Perhaps the centerpiece of the album is "Song of Realization," an epic blend of multiple voices, hand drums, acoustic and electric guitars, and other less easily identified sounds. It is at once a transcendent and grounded work – again, because it follows the text of the aspiration prayer:
I do not recognize this earth as earth
It is an assembly hall adorned by flowers.
I do not recognize me to be me
I am the supreme victor, the wish-fulfilling jewel.
The new album was built around recordings made by
Tibbetts and his longtime percussionist Marc Anderson in Boudhanath, a Tibetan enclave in the Himalayan country of Nepal. There, not far from a school for nuns that Chöying Drolma has founded, they recorded her chants, often feeding a drone into her headphones to set the pitch before letting the tape roll. "It seemed like she was singing with four lungs," Tibbetts recalls. "Some of her takes left Marc and I somewhat stunned. She'd finish the song. I'd quickly save the recording file on the laptop. Chöying would say 'Tik chha?' – meaning, 'it's okay?' and Marc and I would slowly nod." Back in Minnesota, Tibbetts and Anderson wove together tapestries of acoustic and electric guitars, shifting drones, and subtle hand percussion. They enlisted the support of Lee Townsend, who has produced most of Bill Frisell's recordings, and created an organic blend of ancient and modern, Eastern and Western.
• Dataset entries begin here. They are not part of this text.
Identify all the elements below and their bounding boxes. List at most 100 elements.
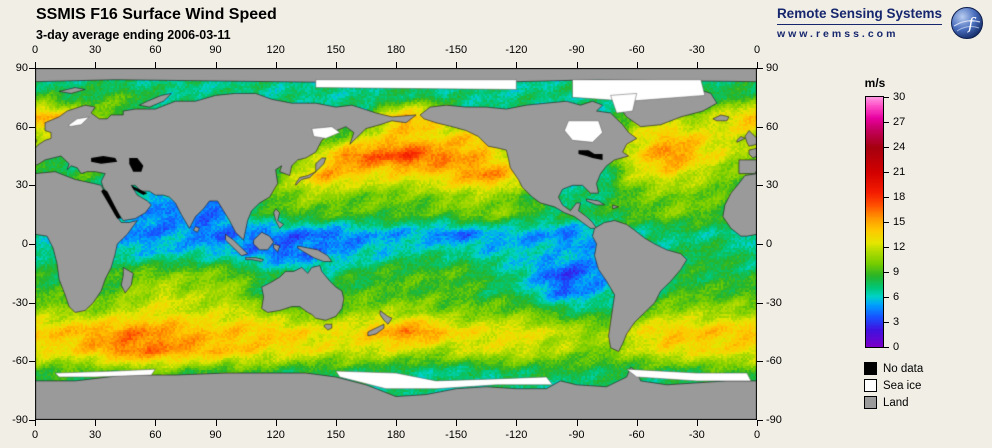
legend-label-land: Land: [883, 396, 909, 409]
lat-tick-label-right: 90: [766, 62, 779, 74]
lat-tick-right: [757, 126, 763, 128]
lon-tick-top: [275, 62, 277, 68]
colorbar-tick: [884, 147, 889, 148]
lat-tick-left: [29, 244, 35, 245]
lon-tick-label-top: 0: [31, 44, 39, 56]
lat-tick-right: [757, 68, 763, 69]
lon-tick-label-bottom: 30: [89, 429, 102, 441]
sea-ice-swatch: [864, 379, 877, 392]
no-data-swatch: [864, 362, 877, 375]
lat-tick-label-right: -30: [766, 296, 782, 309]
globe-logo-icon: f: [951, 7, 983, 39]
lon-tick-top: [576, 62, 578, 68]
brand-url[interactable]: www.remss.com: [776, 28, 899, 40]
colorbar-tick-label: 12: [893, 241, 906, 253]
lon-tick-bottom: [456, 420, 458, 426]
colorbar-tick: [884, 322, 889, 323]
lon-tick-top: [95, 62, 97, 68]
lon-tick-bottom: [275, 420, 277, 426]
colorbar-tick-label: 21: [893, 166, 906, 178]
lon-tick-bottom: [396, 420, 397, 426]
lon-tick-label-top: 90: [209, 44, 222, 56]
lon-tick-label-top: -120: [505, 44, 528, 56]
lon-tick-label-top: -60: [628, 44, 645, 56]
lat-tick-label-left: 90: [15, 62, 28, 74]
legend-label-sea-ice: Sea ice: [883, 379, 922, 392]
lat-tick-right: [757, 185, 763, 187]
legend-item-sea-ice: Sea ice: [864, 377, 923, 394]
lon-tick-bottom: [636, 420, 638, 426]
lat-tick-left: [29, 68, 35, 69]
lat-tick-label-right: -60: [766, 355, 782, 368]
lon-tick-bottom: [335, 420, 337, 426]
lat-tick-left: [29, 361, 35, 363]
lon-tick-label-top: -30: [688, 44, 705, 56]
legend-item-no-data: No data: [864, 360, 923, 377]
brand-text: Remote Sensing Systems www.remss.com: [776, 6, 942, 40]
lon-tick-bottom: [95, 420, 97, 426]
lat-tick-label-left: -30: [12, 296, 28, 309]
lat-tick-label-left: -90: [12, 414, 28, 426]
colorbar-tick-label: 27: [893, 116, 906, 128]
colorbar-tick-label: 9: [893, 266, 900, 278]
legend-label-no-data: No data: [883, 362, 924, 375]
lon-tick-label-top: 120: [266, 44, 285, 56]
legend-item-land: Land: [864, 394, 923, 411]
lon-tick-top: [696, 62, 698, 68]
lon-tick-bottom: [516, 420, 518, 426]
lon-tick-top: [215, 62, 217, 68]
lon-tick-label-bottom: -90: [568, 429, 585, 441]
svg-text:f: f: [967, 14, 977, 33]
lat-tick-label-right: 30: [766, 179, 779, 192]
lat-tick-left: [29, 302, 35, 304]
lon-tick-top: [396, 62, 397, 68]
lon-tick-top: [35, 62, 36, 68]
lon-tick-label-top: 150: [326, 44, 346, 56]
lat-tick-right: [757, 244, 763, 245]
lon-tick-top: [757, 62, 758, 68]
lon-tick-bottom: [576, 420, 578, 426]
lon-tick-label-top: -150: [445, 44, 468, 56]
lon-tick-label-bottom: 150: [326, 429, 346, 441]
colorbar-tick-label: 6: [893, 291, 900, 303]
lat-tick-left: [29, 126, 35, 128]
colorbar-tick: [884, 197, 889, 198]
colorbar-tick: [884, 122, 889, 123]
lon-tick-top: [335, 62, 337, 68]
lat-tick-right: [757, 302, 763, 304]
lat-tick-label-left: -60: [12, 355, 28, 368]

Guitar aficionados have been following Steve Tibbetts' since 1977 as he has steadily gone about making himself one of the more inventive musicians on the American music scene. To a wider audience, however, Tibbetts remains a mystery. His albums reflect his own interest in everything from 1970s progressive rock (King Crimson, Eno, etc.) to ambient electronica, to world music. But the two collaborations with Chöying Drolma occupy a special place in Tibbetts' music.
Chöying Drolma is a fascinating character herself. She told an interviewer "Even before I was a nun I always had this thought, this question, wondering why, if boys can do something, why can't girls? "That kind of attitude continued with me even in the nunnery. I would see lots of male teachers come and teach. All males. Why is it only monks that go on to become teachers, to get these chances? The Tibetan word for 'woman' translates as 'low birth.' I hated that." She decided she wanted to change the traditional lot of women in Tibetan society, and given her notoriety since 1997's Chö, she has found the opportunity to do just that. "That's what I want to do with the school I've started, the Arya Tara school. I want nuns to learn many things and know why they are doing what they are doing, what the benefit is in it. Not just in practicing Tibetan Buddhism, but in learning math, English, learning basic medicine. If they're doing something, they must know why they are doing it."
Perhaps the most impressive thing about Selwa is that the musicians know "why they are doing it." On the surface, it seems a bizarre collaboration: Why would a pair of American musicians want to spend the time and effort to learn these chants and create a sonic environment that brings them to the West? Again, the answer lies in the text of one of the aspiration prayers. The concluding lines of "Song of Realization" read:
If you understand this song, it will be molasses for your ears.
If you cannot understand it, you have no connection with this song.
Selwa is about understanding – not a literal understanding of the Tibetan meditations themselves, but an understanding of the practice of undermining the machinery of conceptualization; creating a space of non-thought, clarity, compassion, and bliss. Selwa offers an unexpected connection to a tradition that's over a thousand years old."
... after briefly reviewing last Steve's effort, I had a listen to his Tibetan... aehm, Tibbettan;-) disk, where his guitars and loops are partnered with the beautiful female voice of
Choying Drolma.
A superb record, so new and ancient, and so sincere, deep and easy to the heart.
A much worth re-listen for yours truly and, I bet it, a wonderful discovery for who never listened to it.